Economie

SESSION ORDINAIRE DU CONSEIL DE COMMUNAUTE : Douala rassure sur ses finances, mais alerte sur les limites de la réforme fiscale

À mi-parcours de l’exercice budgétaire 2026, la Communauté urbaine de Douala affiche des indicateurs financiers encourageants, tout en mettant en garde contre les effets de la réforme de la fiscalité locale sur l’autonomie des collectivités territoriales.

Réuni Jeudi 30 juillet 2026 au Foyer de la Culture Sawa à Douala, sous la présidence du maire de la ville, le Dr Roger Mbassa Ndine, et sous la supervision de Sylac Marie Mvogo, préfet du Wouri, le Conseil de Communauté a dressé un état des lieux qui conjugue satisfaction budgétaire, ambition urbaine et préoccupations institutionnelles.

Le principal enseignement de cette session ordinaire consacrée à l’évaluation de l’exécution du budget est sans équivoque : la capitale économique reste dans sa trajectoire financière. « Nous sommes sur la bonne voie », résume Roger Mbassa Ndine. À fin juin, près de 52 % des recettes prévisionnelles avaient déjà été mobilisées, un niveau d’exécution jugé conforme aux objectifs fixés en début d’année. Si les dépenses accusent encore un léger retard, notamment en matière d’ordonnancement et de paiement, l’exécutif municipal estime que ce décalage sera absorbé au cours des troisième et quatrième trimestres.

Au-delà des chiffres, le maire revendique les premiers effets visibles des investissements engagés ces dernières années. Modernisation des infrastructures, amélioration progressive du cadre de vie et transformation de l’espace urbain constituent, selon lui, les marqueurs d’une ville en pleine mutation. « Les conseillers eux-mêmes constatent l’ampleur des travaux. Douala se transforme et se modernise, même si beaucoup reste à faire », affirme-t-il.

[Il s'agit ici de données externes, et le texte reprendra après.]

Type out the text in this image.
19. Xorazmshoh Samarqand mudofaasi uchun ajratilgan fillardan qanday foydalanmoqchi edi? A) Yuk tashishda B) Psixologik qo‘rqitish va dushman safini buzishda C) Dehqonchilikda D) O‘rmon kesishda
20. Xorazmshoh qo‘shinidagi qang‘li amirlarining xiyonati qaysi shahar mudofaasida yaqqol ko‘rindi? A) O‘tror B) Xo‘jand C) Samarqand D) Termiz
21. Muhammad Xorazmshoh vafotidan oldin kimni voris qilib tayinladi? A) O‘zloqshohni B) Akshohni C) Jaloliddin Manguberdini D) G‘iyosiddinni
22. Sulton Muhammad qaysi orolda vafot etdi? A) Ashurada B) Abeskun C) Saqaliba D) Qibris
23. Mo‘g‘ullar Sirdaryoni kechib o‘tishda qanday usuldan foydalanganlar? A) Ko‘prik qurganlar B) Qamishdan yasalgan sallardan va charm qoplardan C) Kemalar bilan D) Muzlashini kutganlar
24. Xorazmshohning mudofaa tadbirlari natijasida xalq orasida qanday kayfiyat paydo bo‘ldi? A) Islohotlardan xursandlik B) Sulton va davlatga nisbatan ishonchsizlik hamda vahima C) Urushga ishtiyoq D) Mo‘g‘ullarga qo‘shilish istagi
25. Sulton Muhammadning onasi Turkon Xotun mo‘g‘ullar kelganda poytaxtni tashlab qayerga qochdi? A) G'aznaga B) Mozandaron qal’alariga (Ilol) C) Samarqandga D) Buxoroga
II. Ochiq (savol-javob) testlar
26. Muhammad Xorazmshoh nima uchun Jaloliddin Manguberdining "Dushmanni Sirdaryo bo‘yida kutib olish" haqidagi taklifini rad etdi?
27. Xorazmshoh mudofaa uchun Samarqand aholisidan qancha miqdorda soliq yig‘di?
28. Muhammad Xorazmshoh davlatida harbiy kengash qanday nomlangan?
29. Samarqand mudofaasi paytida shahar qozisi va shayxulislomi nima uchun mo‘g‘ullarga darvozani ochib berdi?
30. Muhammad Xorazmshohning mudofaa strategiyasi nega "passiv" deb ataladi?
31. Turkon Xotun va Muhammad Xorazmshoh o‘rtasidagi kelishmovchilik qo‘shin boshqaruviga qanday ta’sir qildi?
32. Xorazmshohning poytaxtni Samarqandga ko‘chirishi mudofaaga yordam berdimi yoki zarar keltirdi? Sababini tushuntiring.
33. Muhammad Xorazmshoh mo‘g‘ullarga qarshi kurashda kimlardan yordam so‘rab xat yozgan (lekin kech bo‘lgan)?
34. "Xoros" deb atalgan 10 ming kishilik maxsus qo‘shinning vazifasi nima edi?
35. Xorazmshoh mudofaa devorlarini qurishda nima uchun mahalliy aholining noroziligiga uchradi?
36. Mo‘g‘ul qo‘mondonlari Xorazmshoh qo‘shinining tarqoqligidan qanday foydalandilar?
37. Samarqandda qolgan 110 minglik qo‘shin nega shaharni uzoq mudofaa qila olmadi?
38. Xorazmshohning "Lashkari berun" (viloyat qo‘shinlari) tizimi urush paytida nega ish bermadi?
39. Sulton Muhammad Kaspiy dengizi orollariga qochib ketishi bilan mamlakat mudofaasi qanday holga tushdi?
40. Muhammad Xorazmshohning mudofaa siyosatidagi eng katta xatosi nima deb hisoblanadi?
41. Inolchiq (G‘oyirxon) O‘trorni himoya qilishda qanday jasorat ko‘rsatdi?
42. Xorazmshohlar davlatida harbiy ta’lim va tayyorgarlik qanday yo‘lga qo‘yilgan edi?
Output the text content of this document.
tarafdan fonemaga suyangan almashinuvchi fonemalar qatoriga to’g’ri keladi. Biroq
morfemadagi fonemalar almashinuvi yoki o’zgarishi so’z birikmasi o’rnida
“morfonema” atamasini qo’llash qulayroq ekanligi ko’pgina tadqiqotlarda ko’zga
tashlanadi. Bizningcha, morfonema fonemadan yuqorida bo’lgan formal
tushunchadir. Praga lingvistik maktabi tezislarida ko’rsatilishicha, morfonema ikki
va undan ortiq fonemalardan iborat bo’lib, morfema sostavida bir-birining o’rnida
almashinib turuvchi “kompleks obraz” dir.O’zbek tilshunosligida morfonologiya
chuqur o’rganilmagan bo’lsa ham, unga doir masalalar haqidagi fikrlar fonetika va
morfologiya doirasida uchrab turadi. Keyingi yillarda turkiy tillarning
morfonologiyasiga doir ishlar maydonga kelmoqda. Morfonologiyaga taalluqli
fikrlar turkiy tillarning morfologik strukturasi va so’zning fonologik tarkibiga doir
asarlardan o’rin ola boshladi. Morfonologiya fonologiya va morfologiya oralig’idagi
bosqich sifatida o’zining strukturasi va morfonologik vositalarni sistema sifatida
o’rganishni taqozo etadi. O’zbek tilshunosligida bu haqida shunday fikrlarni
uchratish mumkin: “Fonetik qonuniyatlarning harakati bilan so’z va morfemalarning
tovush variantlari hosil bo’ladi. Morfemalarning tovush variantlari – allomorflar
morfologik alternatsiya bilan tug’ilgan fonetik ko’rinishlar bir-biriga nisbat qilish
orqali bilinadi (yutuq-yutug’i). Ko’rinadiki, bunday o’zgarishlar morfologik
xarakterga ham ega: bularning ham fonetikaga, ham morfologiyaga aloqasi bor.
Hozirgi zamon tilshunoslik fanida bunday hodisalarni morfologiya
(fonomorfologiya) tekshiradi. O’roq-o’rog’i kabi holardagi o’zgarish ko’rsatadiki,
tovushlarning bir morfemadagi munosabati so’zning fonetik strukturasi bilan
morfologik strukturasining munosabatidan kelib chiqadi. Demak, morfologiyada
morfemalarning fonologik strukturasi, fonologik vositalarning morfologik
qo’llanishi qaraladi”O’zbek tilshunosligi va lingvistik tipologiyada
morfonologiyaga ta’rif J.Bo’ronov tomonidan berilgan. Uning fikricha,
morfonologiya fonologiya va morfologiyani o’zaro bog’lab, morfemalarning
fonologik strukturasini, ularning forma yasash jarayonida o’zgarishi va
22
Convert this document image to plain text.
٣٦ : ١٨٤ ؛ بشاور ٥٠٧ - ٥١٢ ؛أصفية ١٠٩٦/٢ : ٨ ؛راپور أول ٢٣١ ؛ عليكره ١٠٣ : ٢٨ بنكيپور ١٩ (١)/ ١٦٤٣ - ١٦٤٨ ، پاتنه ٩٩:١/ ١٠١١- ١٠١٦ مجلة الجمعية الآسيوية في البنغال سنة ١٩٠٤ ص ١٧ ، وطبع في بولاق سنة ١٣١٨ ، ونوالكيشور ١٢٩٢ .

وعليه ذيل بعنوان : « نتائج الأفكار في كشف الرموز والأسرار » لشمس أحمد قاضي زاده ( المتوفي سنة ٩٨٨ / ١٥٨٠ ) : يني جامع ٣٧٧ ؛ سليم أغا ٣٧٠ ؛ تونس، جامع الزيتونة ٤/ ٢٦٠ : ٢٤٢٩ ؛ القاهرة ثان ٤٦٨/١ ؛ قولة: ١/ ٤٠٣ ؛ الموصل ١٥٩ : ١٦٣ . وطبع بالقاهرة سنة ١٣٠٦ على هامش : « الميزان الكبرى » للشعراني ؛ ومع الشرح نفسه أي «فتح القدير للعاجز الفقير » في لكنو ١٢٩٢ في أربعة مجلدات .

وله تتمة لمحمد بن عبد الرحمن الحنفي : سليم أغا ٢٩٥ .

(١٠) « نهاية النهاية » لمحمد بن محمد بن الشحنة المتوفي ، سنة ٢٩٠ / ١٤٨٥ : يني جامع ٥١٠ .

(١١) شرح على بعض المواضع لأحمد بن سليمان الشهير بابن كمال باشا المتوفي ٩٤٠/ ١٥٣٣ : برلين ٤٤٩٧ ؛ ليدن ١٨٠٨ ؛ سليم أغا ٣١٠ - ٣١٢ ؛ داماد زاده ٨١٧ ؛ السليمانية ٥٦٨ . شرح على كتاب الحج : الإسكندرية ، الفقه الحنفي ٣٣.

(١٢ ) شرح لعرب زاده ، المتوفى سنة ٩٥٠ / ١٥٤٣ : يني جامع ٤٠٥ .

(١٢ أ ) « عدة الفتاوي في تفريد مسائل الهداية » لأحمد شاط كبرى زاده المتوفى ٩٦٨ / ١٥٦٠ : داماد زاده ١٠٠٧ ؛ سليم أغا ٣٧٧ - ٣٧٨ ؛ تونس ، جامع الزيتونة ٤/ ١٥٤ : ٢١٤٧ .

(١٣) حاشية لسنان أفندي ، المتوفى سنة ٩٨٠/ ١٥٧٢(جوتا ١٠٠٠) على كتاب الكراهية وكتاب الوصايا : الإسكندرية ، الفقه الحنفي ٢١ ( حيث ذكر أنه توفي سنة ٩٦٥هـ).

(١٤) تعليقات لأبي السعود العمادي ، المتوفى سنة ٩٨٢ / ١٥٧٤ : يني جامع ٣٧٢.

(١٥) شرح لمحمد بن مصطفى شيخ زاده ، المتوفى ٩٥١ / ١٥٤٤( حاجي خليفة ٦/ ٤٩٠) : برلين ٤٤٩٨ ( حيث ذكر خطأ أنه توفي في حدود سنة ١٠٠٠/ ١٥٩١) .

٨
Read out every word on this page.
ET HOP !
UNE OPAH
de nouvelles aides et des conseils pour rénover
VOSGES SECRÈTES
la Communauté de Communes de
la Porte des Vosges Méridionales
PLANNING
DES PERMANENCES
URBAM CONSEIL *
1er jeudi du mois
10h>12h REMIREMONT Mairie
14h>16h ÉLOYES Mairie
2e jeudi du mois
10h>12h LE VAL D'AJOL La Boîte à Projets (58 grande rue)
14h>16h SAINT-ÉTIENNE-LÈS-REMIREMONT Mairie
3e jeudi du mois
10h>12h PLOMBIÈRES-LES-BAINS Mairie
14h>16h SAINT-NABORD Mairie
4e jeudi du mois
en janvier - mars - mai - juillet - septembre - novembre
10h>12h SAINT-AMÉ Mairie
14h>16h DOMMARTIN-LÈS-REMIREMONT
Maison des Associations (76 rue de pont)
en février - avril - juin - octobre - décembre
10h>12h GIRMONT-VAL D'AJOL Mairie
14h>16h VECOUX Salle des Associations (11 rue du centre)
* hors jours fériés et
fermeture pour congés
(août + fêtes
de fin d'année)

Parmi les défis encore ouverts, la gestion des déchets demeure le plus sensible. Roger Mbassa Ndine reconnaît que les premiers résultats restent modestes, mais annonce une accélération des mesures dans les prochains mois. La municipalité prévoit notamment la mise en place de dispositifs de veille sur les principaux points de regroupement afin d’identifier et de sanctionner les auteurs de dépôts sauvages. Pour autant, l’édile refuse de réduire la question à la seule répression. « La vraie solution reste le changement de mentalité. La propreté de Douala est l’affaire de tous », insiste-t-il, appelant les habitants à faire de la citoyenneté un levier de gouvernance urbaine.

Sur le terrain des finances locales, le maire adopte un ton plus critique. S’il reconnaît que la récente réforme de la fiscalité locale a introduit plusieurs avancées, il estime que la centralisation de la collecte des recettes fragilise l’autonomie financière des collectivités territoriales décentralisées. « Douala résiste encore grâce à son poids économique, mais beaucoup de communes sont aujourd’hui au bord de l’asphyxie », prévient-il, appelant à un rééquilibrage qui permette aux collectivités de disposer des moyens nécessaires pour assumer pleinement leurs compétences.

À l’issue de cette évaluation de mi-parcours, Douala affiche donc une exécution budgétaire maîtrisée et revendique une dynamique de transformation urbaine. Reste désormais à convertir cette performance financière en résultats durables, dans un contexte où la gouvernance locale devra concilier discipline budgétaire, efficacité des services publics et préservation de l’autonomie des collectivités.